At the time of the talk I was reading up on the many resources available on internet about how best and where to get started with Kubernetes. This talk unravelled a vital aspect about Kubernetes and the whole containerization world of web application. Jan kicked off the session by asking – by a show of hands, anyone who had experimented with Kubernetes or Docker – of course my hand shot up on the Docker part.
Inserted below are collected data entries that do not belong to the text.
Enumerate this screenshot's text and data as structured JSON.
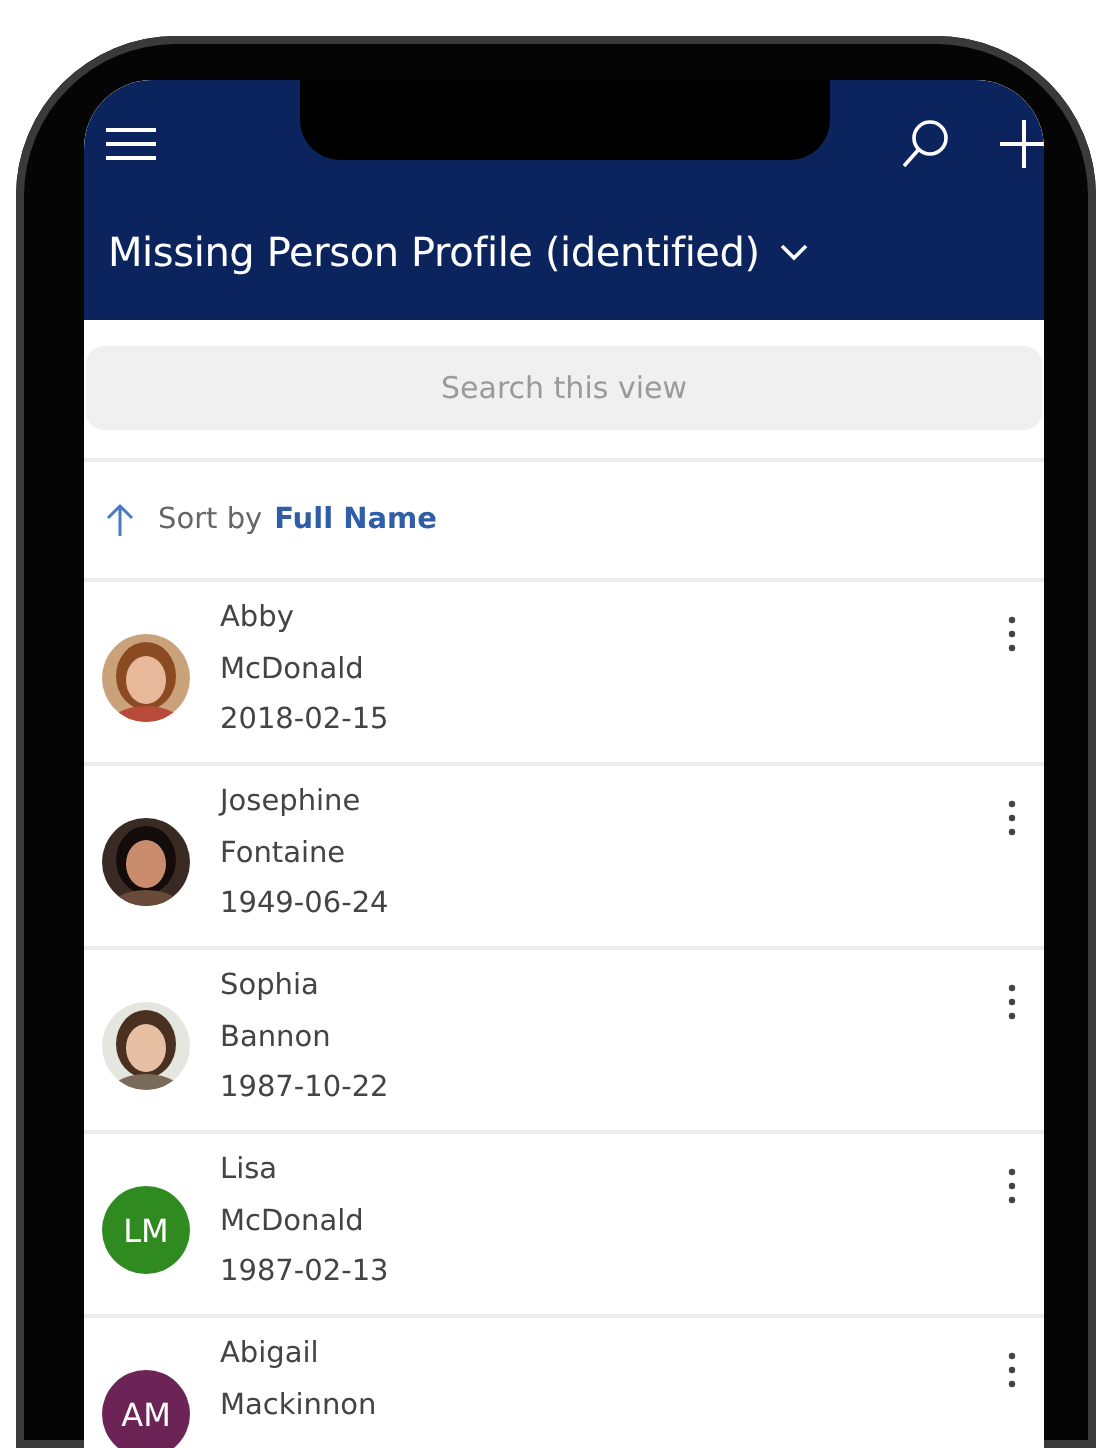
{
  "header": {
    "title": "Missing Person Profile (identified)"
  },
  "search": {
    "placeholder": "Search this view"
  },
  "sort": {
    "label": "Sort by",
    "field": "Full Name"
  },
  "records": [
    {
      "first_name": "Abby",
      "last_name": "McDonald",
      "date": "2018-02-15"
    },
    {
      "first_name": "Josephine",
      "last_name": "Fontaine",
      "date": "1949-06-24"
    },
    {
      "first_name": "Sophia",
      "last_name": "Bannon",
      "date": "1987-10-22"
    },
    {
      "first_name": "Lisa",
      "last_name": "McDonald",
      "date": "1987-02-13",
      "avatar": {
        "kind": "initials",
        "initials": "LM",
        "color": "#2f8a1f"
      }
    },
    {
      "first_name": "Abigail",
      "last_name": "Mackinnon",
      "avatar": {
        "kind": "initials",
        "initials": "AM",
        "color": "#6b2455"
      }
    }
  ]
}
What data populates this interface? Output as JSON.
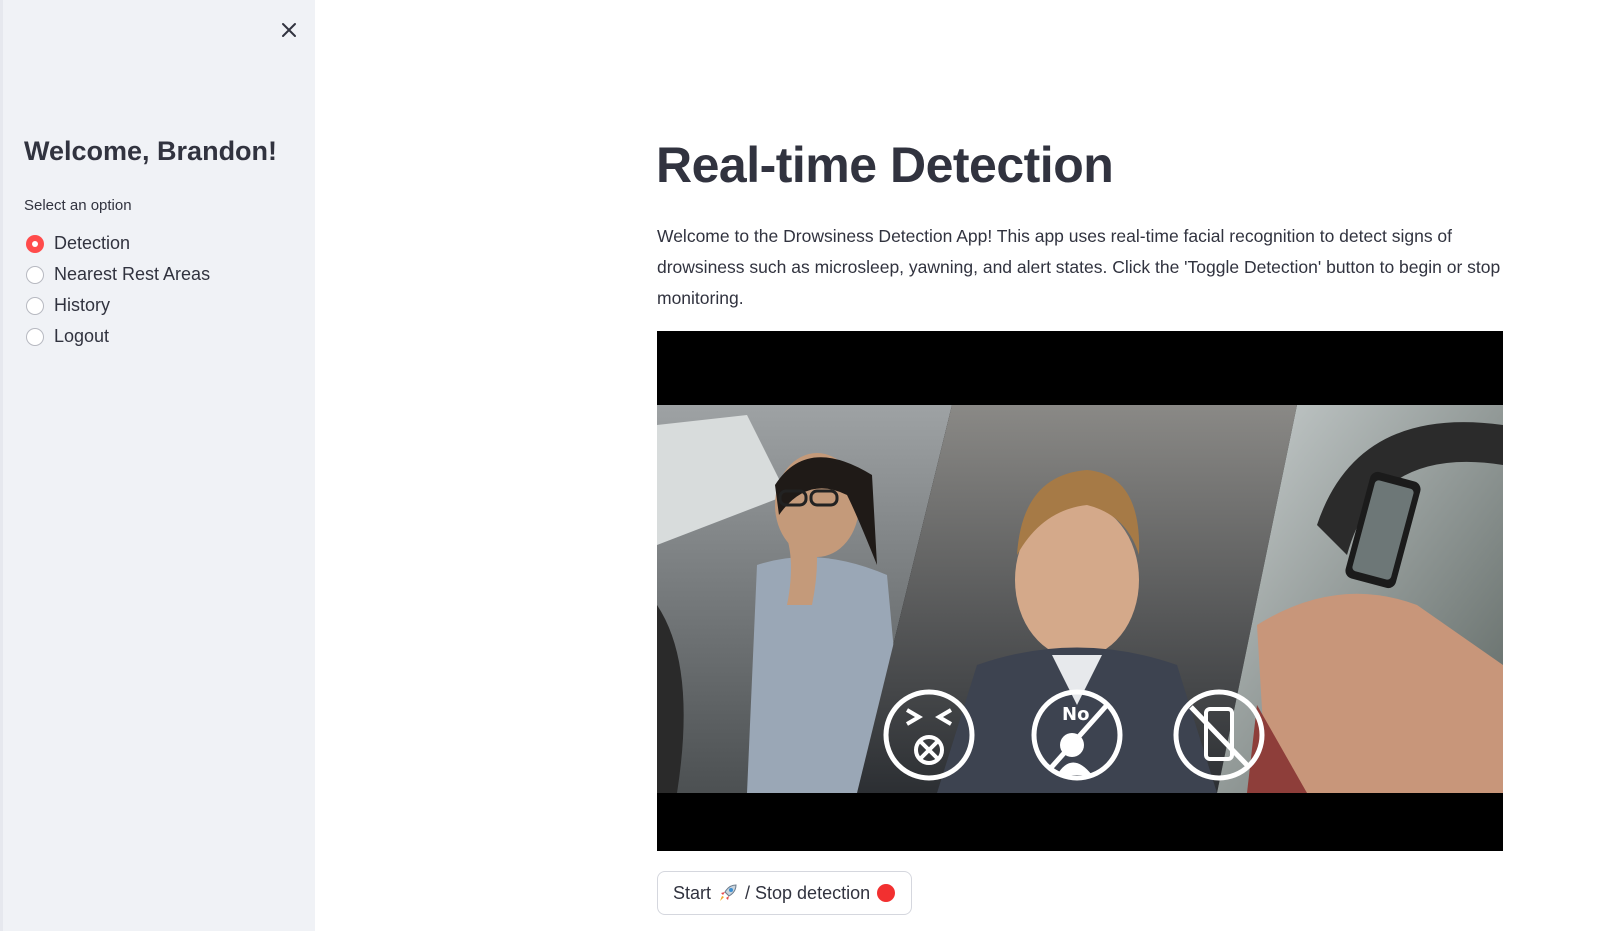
{
  "sidebar": {
    "title": "Welcome, Brandon!",
    "radio_label": "Select an option",
    "options": [
      {
        "label": "Detection",
        "selected": true
      },
      {
        "label": "Nearest Rest Areas",
        "selected": false
      },
      {
        "label": "History",
        "selected": false
      },
      {
        "label": "Logout",
        "selected": false
      }
    ],
    "close_icon": "close-icon"
  },
  "main": {
    "title": "Real-time Detection",
    "description": "Welcome to the Drowsiness Detection App! This app uses real-time facial recognition to detect signs of drowsiness such as microsleep, yawning, and alert states. Click the 'Toggle Detection' button to begin or stop monitoring.",
    "video": {
      "icons": [
        "yawning-icon",
        "no-sleep-icon",
        "no-phone-icon"
      ]
    },
    "button": {
      "start_text": "Start",
      "rocket_icon": "rocket-icon",
      "stop_text": "/ Stop detection",
      "dot_icon": "red-dot-icon"
    }
  },
  "colors": {
    "accent": "#ff4b4b",
    "sidebar_bg": "#f0f2f6",
    "text": "#31333f"
  }
}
Immediately, I became interested in the next question he posed to the gathering. Why Containers? You are probably already guessing how many hands had been paraded on the Kubernetes experimentation – just a few!! For someone in the state of mind like I was at the time – this set home. He told about a Pet and Cattle analogy – many cattle lovers won’t love this one however he simply meant to say that if your pet for any reason dies, you might want to make a special commemoration to the funeral than a farmer with thousands of cattle who won’t care if one cattle dies. If we are to apply this to containerization of application, we will observe a surge of management control and consistency across your development line and as if that is not enough your continuous delivery trail will bolster development and productivity while keeping costs low.
Nevertheless, achieving the core benefits of containers – in this case Kubernetes he recapped of the three unsophisticated rules. First and foremost, stick to stateless – keeping our application to no persistent storage like it was intended. Additionally, running a single process instance on a node and finally, he warned strongly against running an application as a root. This is critical when designing a secure system. Whether malicious or because of bugs, a process may have unexpected consequences at runtime. One of the best ways to protect yourself against any unexpected access is to grant only the minimum amount of privileges necessary to a process to run. All having been said, he added that very few developers stick to these rules for a simple reason of trying to force result, or to put it plainly - to fix a square block in a round hole!! However, thinking about it – what are some of the aspects that Kubernetes will NOT do for you(us). The system will not limit the types of applications supported, nor will it deploy the source code and of course it won’t build your application!! Furthermore, Kubernetes will NOT dictate logging, monitoring or alert you of any errors, nor provide application level services and it won’t configure a language or system. These are all responsibilities a developer will devise ways to include in the whole setup.
Digging a little deeper, given the different kinds of containers they all seem to have the same setup. In this next section I will deliberate on a few terms explained in the session to remember about Kubernetes. A pod, being a group of one or more containers (could be Docker containers) with a shared storage or network. This is the smallest and simplest unit in the Kubernetes object model. Pods provide a self-healing capability at cluster scope – readiness nature that waits for redundancy to give traffic whereas the liveliness nature that will restarts a pod. Kubernetes pods are mortal, while their IP addresses cannot be relied upon to be stable overtime and this creates a problem where a service or Services determine a policy by which to access pods. This bring us to an Ingress; this is simply an object that manages external access to services in a cluster. It can provide load balancing or load distribution of the traffic. Controllers maintain a stable set of pods running at a given time and are classified in three different modes namely; - Deployment, Daemon and Replication. A common mistake a developer does while deploying is to tag their versions with ‘latest’, as developers this in a total no DO! Additional deployment tips are as follows – simple minimal configurations will make errors less likely, furthermore we were advised to declare unique values with in a deployment process as well as staying away from naked pods simply because they will not be rescheduled in the event of a node failure. The best way to separate a set of pods is to namespace them. Kubernetes starts with two initial namespaces namely, default and kube-system. Why namespaces? Probably you are already guessing but this provides us (you) with the ability to create a role-based access (RBAC) security. It’s a is a method of regulating access to computer or network resources based on the roles of individual users within an enterprise.
Finally, Jan suggested Google for Kubernetes given the amount of time setting up a Kubernetes cluster. He exaggerated how quick and simple it is – indicating only 5 clicks to have one already setup.